Thames Portfolio
- siladan010
- May 26
- 1 min read
Thames
With its ever-flowing ebbs and floods, The River Thames continuously reshapes its surroundings. Its dynamic moods, energy and flow employ a powerful pull on me and my art practice. This series of images uses as its foundation Peter Ackroyd’s (2007) portrayal of the river as a space of trade and politics, literature, art, culture, identity, tragedy and suicide, as opposed to not just as an inert physical presence stripped of historical or artistic context.
With this work, I explore the idea of impermanence or everchanging flow that leads me towards dissolving the image.

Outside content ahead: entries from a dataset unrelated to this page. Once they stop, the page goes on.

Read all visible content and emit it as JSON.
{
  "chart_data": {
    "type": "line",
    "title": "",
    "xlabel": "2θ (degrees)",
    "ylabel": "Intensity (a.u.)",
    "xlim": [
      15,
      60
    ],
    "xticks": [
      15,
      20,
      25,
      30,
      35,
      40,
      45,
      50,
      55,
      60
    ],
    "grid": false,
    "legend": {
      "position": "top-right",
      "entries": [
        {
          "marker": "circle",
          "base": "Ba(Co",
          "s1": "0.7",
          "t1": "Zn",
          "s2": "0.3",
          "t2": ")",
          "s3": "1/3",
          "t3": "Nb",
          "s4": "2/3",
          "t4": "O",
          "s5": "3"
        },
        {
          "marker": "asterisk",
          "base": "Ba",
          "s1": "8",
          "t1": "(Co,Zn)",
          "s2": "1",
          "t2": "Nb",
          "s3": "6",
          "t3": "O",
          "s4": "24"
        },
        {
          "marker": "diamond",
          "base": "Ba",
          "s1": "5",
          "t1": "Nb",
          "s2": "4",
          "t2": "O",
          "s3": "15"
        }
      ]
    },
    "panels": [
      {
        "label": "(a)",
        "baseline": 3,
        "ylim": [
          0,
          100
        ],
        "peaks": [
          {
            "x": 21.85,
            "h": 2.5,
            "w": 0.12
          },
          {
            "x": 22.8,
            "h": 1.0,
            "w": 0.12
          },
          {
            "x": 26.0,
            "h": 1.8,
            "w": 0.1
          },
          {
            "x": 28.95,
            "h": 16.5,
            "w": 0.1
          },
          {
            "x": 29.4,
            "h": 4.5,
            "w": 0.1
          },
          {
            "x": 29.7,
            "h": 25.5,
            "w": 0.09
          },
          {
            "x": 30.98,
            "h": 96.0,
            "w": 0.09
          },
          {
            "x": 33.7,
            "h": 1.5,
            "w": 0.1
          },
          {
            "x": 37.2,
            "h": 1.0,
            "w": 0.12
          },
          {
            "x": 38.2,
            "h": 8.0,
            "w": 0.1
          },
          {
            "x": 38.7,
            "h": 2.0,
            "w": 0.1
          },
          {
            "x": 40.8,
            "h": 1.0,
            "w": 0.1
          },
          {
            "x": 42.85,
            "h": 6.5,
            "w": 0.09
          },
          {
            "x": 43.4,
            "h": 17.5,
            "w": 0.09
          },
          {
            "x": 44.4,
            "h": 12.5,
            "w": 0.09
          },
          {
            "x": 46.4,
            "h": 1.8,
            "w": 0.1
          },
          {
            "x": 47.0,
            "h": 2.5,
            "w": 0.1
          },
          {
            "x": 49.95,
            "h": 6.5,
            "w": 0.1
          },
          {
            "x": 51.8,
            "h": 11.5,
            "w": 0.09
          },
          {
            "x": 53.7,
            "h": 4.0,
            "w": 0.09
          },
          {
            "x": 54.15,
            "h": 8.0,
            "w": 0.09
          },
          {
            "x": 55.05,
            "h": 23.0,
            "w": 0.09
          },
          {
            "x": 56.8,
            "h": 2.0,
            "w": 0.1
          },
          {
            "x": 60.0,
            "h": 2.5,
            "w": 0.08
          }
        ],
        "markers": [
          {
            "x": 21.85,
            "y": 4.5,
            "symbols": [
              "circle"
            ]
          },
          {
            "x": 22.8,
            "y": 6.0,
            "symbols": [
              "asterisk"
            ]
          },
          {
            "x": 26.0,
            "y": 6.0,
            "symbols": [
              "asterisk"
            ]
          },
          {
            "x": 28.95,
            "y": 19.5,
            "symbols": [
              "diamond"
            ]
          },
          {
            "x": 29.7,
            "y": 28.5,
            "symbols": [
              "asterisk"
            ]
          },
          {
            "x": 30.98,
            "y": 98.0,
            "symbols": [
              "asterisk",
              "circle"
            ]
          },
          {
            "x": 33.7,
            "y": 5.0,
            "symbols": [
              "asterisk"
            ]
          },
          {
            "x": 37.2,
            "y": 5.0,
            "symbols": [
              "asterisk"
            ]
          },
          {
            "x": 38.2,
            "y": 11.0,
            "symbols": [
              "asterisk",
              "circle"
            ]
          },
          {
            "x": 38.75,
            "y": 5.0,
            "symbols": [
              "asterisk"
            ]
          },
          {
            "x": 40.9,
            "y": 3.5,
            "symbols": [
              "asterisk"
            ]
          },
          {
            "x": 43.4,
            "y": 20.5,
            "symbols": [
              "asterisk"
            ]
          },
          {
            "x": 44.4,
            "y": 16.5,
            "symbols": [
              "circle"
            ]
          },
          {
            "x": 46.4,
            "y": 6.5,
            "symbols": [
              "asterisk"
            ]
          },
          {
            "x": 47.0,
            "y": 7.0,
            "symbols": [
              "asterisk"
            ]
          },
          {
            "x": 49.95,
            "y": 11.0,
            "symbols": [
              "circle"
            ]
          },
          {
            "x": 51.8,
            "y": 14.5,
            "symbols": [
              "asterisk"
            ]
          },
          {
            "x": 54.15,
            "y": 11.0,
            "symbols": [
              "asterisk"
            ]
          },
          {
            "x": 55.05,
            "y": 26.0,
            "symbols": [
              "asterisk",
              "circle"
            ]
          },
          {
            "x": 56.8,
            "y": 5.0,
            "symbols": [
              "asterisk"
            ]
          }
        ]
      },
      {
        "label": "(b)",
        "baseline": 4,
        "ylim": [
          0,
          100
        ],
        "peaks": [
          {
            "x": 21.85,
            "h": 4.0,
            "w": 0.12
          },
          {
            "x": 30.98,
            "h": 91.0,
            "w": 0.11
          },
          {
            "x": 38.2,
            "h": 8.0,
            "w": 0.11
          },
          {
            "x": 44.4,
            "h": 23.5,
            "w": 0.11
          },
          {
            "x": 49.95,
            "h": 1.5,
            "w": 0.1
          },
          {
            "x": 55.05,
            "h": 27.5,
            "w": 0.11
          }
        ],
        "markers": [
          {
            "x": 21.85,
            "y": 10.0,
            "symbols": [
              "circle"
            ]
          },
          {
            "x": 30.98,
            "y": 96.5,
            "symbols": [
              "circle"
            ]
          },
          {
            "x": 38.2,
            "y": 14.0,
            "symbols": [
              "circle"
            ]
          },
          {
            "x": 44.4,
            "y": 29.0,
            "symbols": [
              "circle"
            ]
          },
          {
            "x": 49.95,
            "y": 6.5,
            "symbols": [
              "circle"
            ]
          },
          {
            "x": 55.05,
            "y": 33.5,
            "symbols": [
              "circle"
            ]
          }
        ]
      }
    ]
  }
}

The process of making this work is ritualistic and to an extent, performative. I use a 5x4 camera (with a digital back) to record a visual diary of the responses I notice of the relation of the River Thames with the Waterman stairs. After walking down the stairs on the River Thames sometimes jumping over protection fences, I set up my tripod, mount my camera, and seek a sensorial synchronisation with the River Thames. With my camera setup, I capture multiple long and short exposures, bringing to life otherwise unnoticeable and invisible things. My camera sensor records the light reflection of the river’s splashing water onto the waterman stairs, creating ghostly-looking areas and producing ambiguous and peculiar landscapes of concrete and water.